Acceleration on the transition
The manager then highlighted how the group is “accelerating the transition plan: the listing of the company that includes Retail and Renewables will allow us to enhance a unique business model, essential for decarbonising the consumption of retail customers; in addition, we continue to invest to realize the CCS project in the UK at HyNet which is competing to receive funds from the British government “.
Installed capacity from renewables tripled
In this context, at 30 September 2021 the installed capacity from renewable sources was 834 MW, almost tripled compared to 31 December 2020 (307 MW). “At the end of the year – explains the company – with the completion of the announced deals, a renewable installed / under construction capacity of 2 GW is expected, a sharp increase compared to the previous forecast of about 1 GW, while the installed capacity figure alone passes from an initial estimate of 0.7 GW to 1.2 GW at the end of 2021 “.

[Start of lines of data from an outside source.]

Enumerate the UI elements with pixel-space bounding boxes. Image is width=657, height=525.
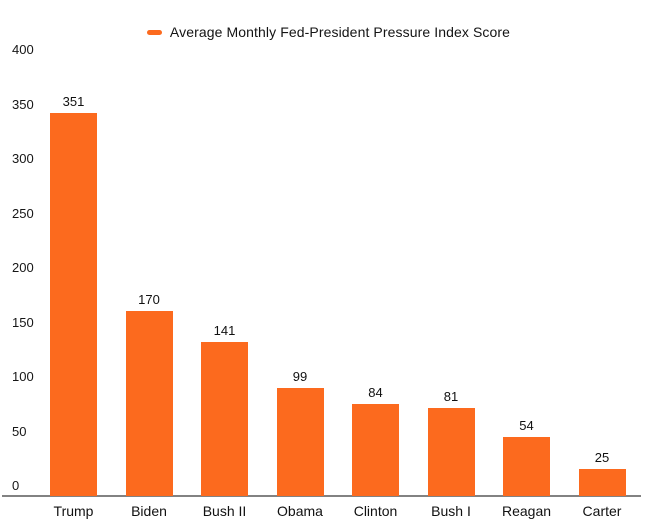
chart-legend: Average Monthly Fed-President Pressure I… — [0, 24, 657, 40]
bar-value-label: 25 — [594, 450, 610, 465]
x-axis-category-label: Clinton — [353, 503, 398, 519]
legend-label: Average Monthly Fed-President Pressure I… — [169, 24, 511, 40]
x-axis-category-label: Bush II — [202, 503, 247, 519]
y-axis-tick-label: 50 — [12, 423, 27, 439]
y-axis-tick-label: 300 — [12, 151, 34, 166]
bar-value-label: 54 — [519, 418, 534, 433]
bar-value-label: 141 — [213, 323, 236, 338]
x-axis-category-label: Carter — [582, 503, 622, 519]
bar — [125, 311, 173, 496]
x-axis-category-label: Trump — [53, 503, 94, 519]
bar-value-label: 84 — [368, 385, 383, 400]
x-axis-line — [2, 495, 641, 497]
x-axis-category-label: Obama — [277, 503, 323, 519]
bar-value-label: 99 — [292, 369, 308, 384]
y-axis-tick-label: 350 — [12, 96, 34, 112]
bar — [201, 342, 248, 496]
y-axis-tick-label: 250 — [12, 205, 34, 221]
bar-value-label: 170 — [138, 292, 160, 307]
bar — [427, 408, 475, 496]
x-axis-category-label: Reagan — [501, 503, 552, 519]
y-axis-tick-label: 0 — [12, 478, 20, 493]
legend-dash-icon — [146, 29, 162, 35]
bar — [352, 404, 399, 496]
y-axis-tick-label: 400 — [12, 42, 34, 57]
bar — [578, 469, 626, 496]
bar — [503, 437, 550, 496]
bar-value-label: 351 — [62, 94, 85, 109]
y-axis-tick-label: 100 — [12, 369, 34, 384]
x-axis-category-label: Bush I — [431, 503, 471, 519]
bar-value-label: 81 — [443, 389, 459, 404]
bar — [276, 388, 324, 496]
x-axis-category-label: Biden — [131, 503, 167, 519]
y-axis-tick-label: 150 — [12, 314, 34, 330]
y-axis-tick-label: 200 — [12, 260, 34, 275]
bar — [50, 113, 97, 496]
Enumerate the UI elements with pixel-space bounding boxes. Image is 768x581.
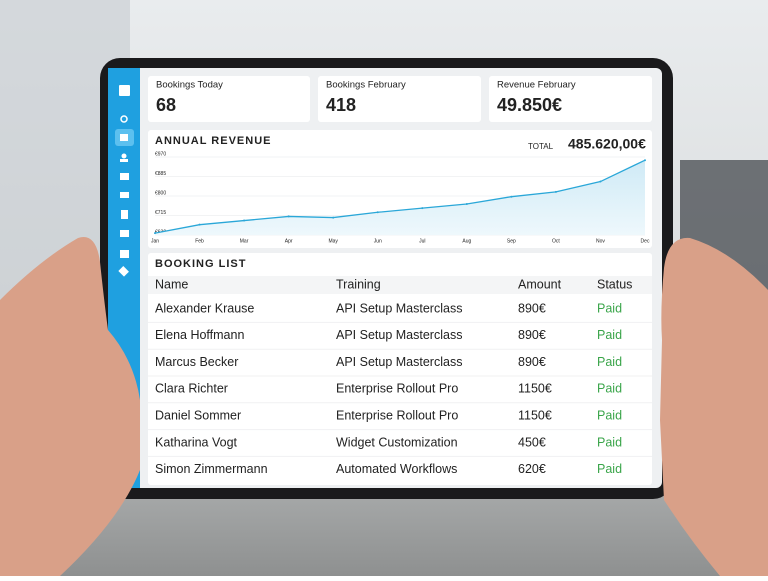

Retail and renewable IPO completed in 2022
Regarding the listing of the business that integrates the retail gas & power activities, the production of energy from renewable sources and the network of recharging points for electric vehicles (conventionally called “Eni R&R”) the company explains that the goal is to “complete the transaction by 2022” and that further information on the initiative, including the name of the new company, will be communicated during the capital markets day scheduled for next November 22nd.
The operation, explains the group, “aims to maximize the enhancement and visibility of the single integrated model and is part of Eni’s broader commitment to create value through the energy transition and achieve net zero emissions”. The retail / business customer portfolio grew to 9.97 million supply points, an increase of approximately 270 thousand pdfs compared to the end of 2020 (+ 3%) thanks to the growth in Greece and the acquisition of the company Aldro Energia active in the retail market in Spain and Portugal.
Gas prices at record levels
All in a context of natural gas prices in Europe at an all-time high. With average increases for the main benchmarks TTF (North European continental hubs) and PSV (Italy spot market) respectively of + 500% and + 400% compared to the same period of the previous year (prices almost doubled compared to the second quarter of 2021) due to an increasingly short market due to lower global supply, storage levels below historical averages at the peak of the injection season and strong demand for economic recovery. THE
The stock flies to the stock exchange
The results give impetus to the title that flies on the stock market. The shares – in contrast to the Ftse Mib which sells 0.50% – gained over 2%, + 2.15% to 12.426 euros per share after hitting a daily high of 12.478 euros.